Огонь обступил Джайну, сомкнувшись вокруг нее. Сквозь пламя Джайна могла видеть суровое лицо высшего эльфа. Его бронзовые глаза внимательно следили за ее неминуемой гибелью. Она могла бы протянуть руку и коснуться его, но знала, что от него не стоит ждать помощи. Ноздорму Вневременный хотел убедиться в ее смерти, он сделал слишком многое, чтобы привести ее к этому, разве мог он теперь пойти наперекор собственным убеждениям? Она была уверена, что только с помощью Ноздорму ее сын сумел попасть в прошлое, а сама она навсегда исчезла из Азерота за несколько часов до того, как обезумевший Аспект разнес белокаменную столицу Альянса.
Пламя наступало, лишая последних жизненных сил. Джайна понимала, если Ноздорму все еще здесь, значит, у нее еще есть шанс, значит, еще не вся потеряно. Она не собиралась бороться, желая лишь одного, чтобы боль прекратилась как можно скорее.
Ноздорму нахмурился. Пламя, окружавшее Джайну, на какое-то мгновение прильнул к ее стопам, стелясь по земле. Бронзовые волосы отливали плавленым золотом, а татуированные на плече черные змеи двигались, переплетая свои хвосты.
— Прощай, Джайна Праудмур, — прошептал Вневременный.
Огонь взорвался тысячью окрепших искр. Окружил обессиленную Джайну, смыкаясь над ее головой, сжигая воздух, питаясь ее жизнью. Джайна рухнула наземь. Живот пронзила острая боль, и впервые она закричала в полную силу, согнувшись пополам, прижимая к себе колени. Огненный клубок внутри нее переворачивался и шевелился, ломая оставшиеся кости. Кипящая кровь хлынула туда, где горели осколки костей. Острые осколки костей, подхваченные бурлящим потоком, вспарывали тонкие, утратившие упругость вены.
Пролитая кровь вспыхивала, соприкасаясь с огнем. Пламя бежало вверх по кровоточащим струйкам, проникая все глубже в ее раны, смешиваясь с тем огнем, что бушевал внутри ее тела. Теперь обе стихии встретились внутри нее, соединились, укрепив свои силы, умножив их, теперь Джайне Праудмур суждено было только погибнуть.
Ослабевшая, она послушно отдавалась огню так же, как когда-то давно, позволяя язычкам пламени скользить по ее измученному телу, проникать все глубже. Но это пламя не ласкало, питая нежностью, оно несло лишь смерть и разрушения.
Ночь накалялась, ночь сгорала, и Джайна Праудмур должна была сгореть вместе с ней. Ведь это была совсем другая ночь.
Обжигающие капли одна за другой коснулись ее пылающих щек. Легкий бриз ворвался в охваченный стихией круг, заставив ровное пламя вздрогнуть, шевельнуться в недоумении. Джайна перевернулась на спину, подставляя каплям свое лицо. Неожиданный ледяной дождь усиливался. Градинки разбивались, покрывая сожженную плоть Джайны снежным прахом, облегчая ее страдания. Она с наслаждением проглотила несколько льдинок целиком.

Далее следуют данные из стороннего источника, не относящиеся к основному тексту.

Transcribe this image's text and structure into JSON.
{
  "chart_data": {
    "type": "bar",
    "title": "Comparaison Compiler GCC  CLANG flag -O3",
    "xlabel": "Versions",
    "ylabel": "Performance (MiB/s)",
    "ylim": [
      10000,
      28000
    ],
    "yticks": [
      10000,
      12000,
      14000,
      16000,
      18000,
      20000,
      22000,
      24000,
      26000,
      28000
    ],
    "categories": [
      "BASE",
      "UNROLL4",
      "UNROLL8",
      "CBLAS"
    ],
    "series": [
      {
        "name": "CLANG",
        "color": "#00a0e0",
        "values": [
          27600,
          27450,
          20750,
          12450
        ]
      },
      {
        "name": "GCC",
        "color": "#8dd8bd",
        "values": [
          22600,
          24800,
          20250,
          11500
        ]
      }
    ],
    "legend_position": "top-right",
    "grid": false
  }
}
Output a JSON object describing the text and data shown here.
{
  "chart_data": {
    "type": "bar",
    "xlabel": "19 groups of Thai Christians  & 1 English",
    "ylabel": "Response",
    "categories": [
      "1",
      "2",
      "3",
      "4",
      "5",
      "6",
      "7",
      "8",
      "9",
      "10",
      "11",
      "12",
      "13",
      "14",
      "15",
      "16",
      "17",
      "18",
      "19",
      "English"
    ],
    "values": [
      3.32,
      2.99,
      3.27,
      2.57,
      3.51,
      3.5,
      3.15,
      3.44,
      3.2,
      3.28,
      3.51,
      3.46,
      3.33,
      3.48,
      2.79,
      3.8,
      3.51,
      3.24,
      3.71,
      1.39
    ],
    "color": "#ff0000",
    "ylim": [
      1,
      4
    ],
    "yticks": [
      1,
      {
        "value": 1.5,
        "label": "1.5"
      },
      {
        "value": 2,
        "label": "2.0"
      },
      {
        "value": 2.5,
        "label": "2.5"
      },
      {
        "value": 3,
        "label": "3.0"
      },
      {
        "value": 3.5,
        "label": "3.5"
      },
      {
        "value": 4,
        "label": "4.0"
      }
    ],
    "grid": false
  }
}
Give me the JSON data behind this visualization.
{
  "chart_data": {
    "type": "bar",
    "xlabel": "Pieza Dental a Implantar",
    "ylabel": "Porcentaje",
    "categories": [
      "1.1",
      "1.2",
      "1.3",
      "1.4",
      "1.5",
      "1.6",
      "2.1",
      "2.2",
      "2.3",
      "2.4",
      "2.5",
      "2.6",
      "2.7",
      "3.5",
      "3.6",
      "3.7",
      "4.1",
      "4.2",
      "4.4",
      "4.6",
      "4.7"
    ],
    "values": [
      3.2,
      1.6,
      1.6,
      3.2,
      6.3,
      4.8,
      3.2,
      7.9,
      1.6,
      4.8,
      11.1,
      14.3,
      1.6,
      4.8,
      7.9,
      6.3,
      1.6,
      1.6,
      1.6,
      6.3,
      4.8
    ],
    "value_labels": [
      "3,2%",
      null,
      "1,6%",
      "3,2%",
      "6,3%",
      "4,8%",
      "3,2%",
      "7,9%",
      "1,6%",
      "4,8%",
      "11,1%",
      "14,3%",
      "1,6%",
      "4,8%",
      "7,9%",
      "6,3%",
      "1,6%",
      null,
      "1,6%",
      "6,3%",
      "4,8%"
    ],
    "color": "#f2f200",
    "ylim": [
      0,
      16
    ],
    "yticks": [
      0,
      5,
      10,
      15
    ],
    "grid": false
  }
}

Джайна не ощущала своего тела, будто провалившегося в пустоту. Притоптанный дождем, огонь с возмущенным шипением еще вспыхивал вокруг нее, но губительное пламя все же медленно, но верно отступало. Манящая прохладной темнота, поглотившая все звуки, надвигалась на Джайну. Огонь навсегда покинул ее тело, оставив саднящую пустоту.
«Мы не прощаемся, Ноздорму», — подумала она прежде, чем ночь сомкнулась над ее изуродованным телом.
Глубоко посаженные, черные глазки-бусинки внимательно глядели на нее. Округлые уши, покрытые черной шерстью, вздрагивали, готовые уловить хоть малейшее изменение в ее дыхании.
— Хейдив, — прошептал в сторону черно-белый медведь, сидевший у ее постели, — она пришла в себя.
О, Свет… Сначала обезумевший Аспект и мурлоки, а теперь пандарены. Неужели отныне ее жизнь неразрывно связана с легендами Азерота?
В поле зрения Джайны появился второй пандарен, крупнее того, которого она увидела первым. Пандарен, названный Хейдивом, помахал перед лицом Джайны белой лапкой с пятью черными подушечками.
— Вы меня слышите?
Ее голосовые связки все еще не вернулись к своим прямым обязанностям. Испытание пламенем не было лишь частью ее воображения. Это подтверждали и обмотанные хлопковыми бинтами руки. С чего бы мишкам-лекарям делать это, если бы огонь был лишь игрой ее воображения?